Cooking for one was boring and eating alone was a little sad.  I had to lift all the heavy stuff and pay for someone to fix the brakes on my car and call the oil company when my furnace broke.  The projects were mine alone, and choosing the music is less satisfying than having someone to sing along with. There was nobody to play scrabble with and nobody to tease me about my inability to sit and watch a movie all the way through.  There was no one to cuddle on the couch.  There was no spontaneous guitar from the next room.  The silence was sometimes deafening. 

*****

He’s playing In Color.  I love this song.  I love his voice. I take a moment to breathe.  And count my blessings. My stomach rumbles.  It’s time  to go make that spinach and mushroom omelet.  And a fried egg.  

Dry March

I gave up alcohol for Lent.  It was easy at first.  I made a strawberry balsamic shrub and added it to to lemon water in a martini glass.  I made a vanilla honey syrup and mixed it with homemade blackberry sage reduction.  I squeezed grapefruit juice into coconut water and sipped it on the rocks with a slice of lime.  I hosted two parties that way and didn’t miss the buzz at all.  

But by the time the third Friday afternoon rolled around, I really wanted to sit at a bar and sip a cocktail with my husband.  Instead, I snuggled up to him on the couch with chamomile tea.   Saturday night was the progressive supper at church, and I sipped my lemon water from a wine glass.  And here we are, on Sunday evening.  I went to the local liquor store to buy a sampling of NA wines to try to find one that doesn’t taste like Welch’s white grape juice.  

Success.  For now.  There’s ice rattling in my fake Sauvignon Blanc as I type this.  

*****

I’ve always been mindful of the Lenten season.  As a kid, I’d give up cookies or candy.  As a teenager, I’d abstain from a certain television show or favorite food.  But at some point in my early adulthood I began to take on a commitment instead of giving something up.  I would read a daily devotional.  Keep a faith journal.  Donate one item every day.  

But this year, I felt pulled back to that old tradition.  A sacrifice of some sort. But not abstinence for the sake of abstinence.  

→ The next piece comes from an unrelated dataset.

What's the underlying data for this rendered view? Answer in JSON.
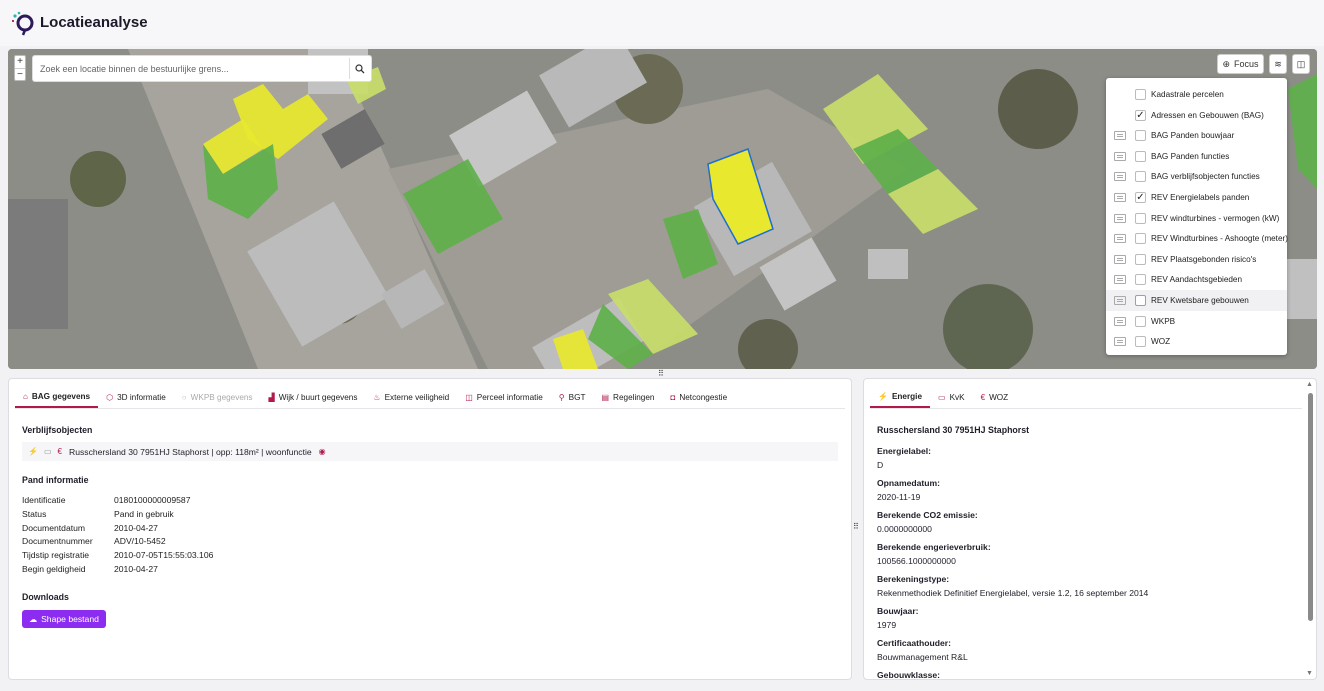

I wanted to make a sacrifice that would, in some small way, force me to be better. More present.  More productive.  More alert.  More aware.  

*****

Anyone who lives in New England knows that March is gross.  It’s when we battle the last of the winter weather and when our seasonal doldrums are at their peak.  We’re stir-crazy and cold and tired of winter coats.  

Anyone who teaches in a public school knows that March is the absolute worst.  The kids are ALSO stir-crazy and cold and tired of telling their parents that they don’t need a coat.  The meetings are piling up and the term is finishing and state tests are looming.  There’s no break in sight and everyone’s nose is running.  

Every March, I consider alternate career options.  I’ve been doing this teaching gig long enough to recognize the March job hunt as a passing phase.  I’ll be fine by April.  

But it’s convenient that March coincides with Lent.  It gives me a little extra motivation to pull myself out of my annual funk.  I get introspective.  As I was recently starting a new journal, I thought about the things I do that make me, well… better. I put them into categories.  Connect.  Move.  Explore.  Create.  

Each night, I jot down a note about those goals.  Who did I connect with?  How did I move my body?  What new place or idea did I explore?  Did I create a meal or music or a blanket? 

And with a little less alcohol in my life, there’s a little more of all those things.  More sitting on my son’s bed and hearing about his day.  More simmering fruit to create homemade syrups.  More crocheting and more reading and more walks and more phone calls.  

And more blogging.  I’m sorry I’ve been gone for so long.  It’s good to be back.